Três adolescentes foram apreendidos e um homem preso pelo Centro de Operações Policiais Especiais (Cope) na manhã desta quinta-feira (1º) acusados de matar o policial civil Ubiraci Mendes, 53 anos. Dois adolescentes participaram ativamente do crime, indo até o local e atirando contra o policial. O outro adolescente e o rapaz estavam com as armas utilizadas e também a do policial. A motivação para o crime teria sido uma discussão dentro de um bar, onde teria ocorrido ameaça de morte de ambas partes.

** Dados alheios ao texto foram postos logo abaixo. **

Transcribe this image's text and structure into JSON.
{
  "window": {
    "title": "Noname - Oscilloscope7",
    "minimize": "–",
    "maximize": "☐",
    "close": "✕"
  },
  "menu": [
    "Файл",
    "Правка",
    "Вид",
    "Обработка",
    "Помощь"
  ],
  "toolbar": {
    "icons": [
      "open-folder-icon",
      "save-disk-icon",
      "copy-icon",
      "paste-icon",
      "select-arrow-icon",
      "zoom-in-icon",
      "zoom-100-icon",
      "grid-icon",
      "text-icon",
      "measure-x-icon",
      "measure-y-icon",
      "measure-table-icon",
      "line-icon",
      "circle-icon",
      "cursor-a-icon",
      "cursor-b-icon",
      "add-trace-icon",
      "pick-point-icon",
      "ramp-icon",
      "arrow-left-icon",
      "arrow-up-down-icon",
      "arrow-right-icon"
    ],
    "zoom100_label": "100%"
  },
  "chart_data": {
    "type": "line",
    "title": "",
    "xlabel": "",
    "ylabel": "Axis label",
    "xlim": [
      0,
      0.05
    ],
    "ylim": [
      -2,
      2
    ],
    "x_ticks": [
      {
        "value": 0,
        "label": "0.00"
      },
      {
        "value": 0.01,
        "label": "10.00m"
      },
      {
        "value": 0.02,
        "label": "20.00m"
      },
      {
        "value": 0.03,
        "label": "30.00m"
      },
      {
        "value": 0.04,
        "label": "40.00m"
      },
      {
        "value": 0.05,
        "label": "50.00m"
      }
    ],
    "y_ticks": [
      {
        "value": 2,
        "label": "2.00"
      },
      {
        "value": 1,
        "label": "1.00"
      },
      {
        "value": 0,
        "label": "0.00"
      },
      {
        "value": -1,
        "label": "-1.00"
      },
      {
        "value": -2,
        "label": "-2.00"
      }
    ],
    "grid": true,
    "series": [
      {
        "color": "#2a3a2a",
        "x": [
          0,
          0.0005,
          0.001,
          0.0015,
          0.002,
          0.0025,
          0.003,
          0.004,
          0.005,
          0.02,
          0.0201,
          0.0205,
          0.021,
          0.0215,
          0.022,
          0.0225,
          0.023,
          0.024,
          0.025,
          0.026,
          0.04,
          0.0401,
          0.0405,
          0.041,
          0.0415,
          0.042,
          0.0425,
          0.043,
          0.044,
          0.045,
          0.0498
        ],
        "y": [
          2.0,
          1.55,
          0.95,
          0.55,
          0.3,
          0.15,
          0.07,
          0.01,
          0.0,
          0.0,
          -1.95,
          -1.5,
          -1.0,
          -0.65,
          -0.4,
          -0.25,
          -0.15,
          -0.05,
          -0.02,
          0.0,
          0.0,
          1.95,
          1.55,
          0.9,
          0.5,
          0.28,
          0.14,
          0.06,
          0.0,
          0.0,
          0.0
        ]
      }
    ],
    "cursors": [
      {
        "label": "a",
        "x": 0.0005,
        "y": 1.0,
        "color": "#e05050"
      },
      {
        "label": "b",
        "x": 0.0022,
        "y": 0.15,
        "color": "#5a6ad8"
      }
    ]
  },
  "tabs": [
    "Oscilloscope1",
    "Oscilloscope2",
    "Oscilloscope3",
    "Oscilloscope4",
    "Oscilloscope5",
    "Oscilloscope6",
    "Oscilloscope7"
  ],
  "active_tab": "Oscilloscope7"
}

A operação para prender os suspeitos foi deflagrada às 6 horas e reuniu 30 policiais para o cumprimento de cinco mandados judiciais. De acordo com o delegado do Cope, Rodrigo Brown, a solução do crime contou com um trabalho incansável dos policial. “A morte do Ubiraci chamou a atenção pela crueldade que ele foi praticado. Nós dedicamos toda a nossa atenção e efetivo nesse caso, foi um trabalho incessante. Por meio de depoimento de denúncias e informações colhidas com testemunhas, conseguimos identificar esses dois menores que seriam os executores dos policial. Eles confessam o crime e com eles foi apreendida droga, maconha e crack”, contou o delegado.
Os mandados de apreensão dos adolescentes foram expedidos pela Vara da Infância e Juventude. “No decorrer das investigações, outro homem foi preso com um revólver calibre 38, usada no crime, e a pistola ponto 45 que era do policial. O outro menor que estava escondendo o outro revólver usado no crime dentro de uma pizzaria no bairro Campo Comprido”, descreveu o delegado.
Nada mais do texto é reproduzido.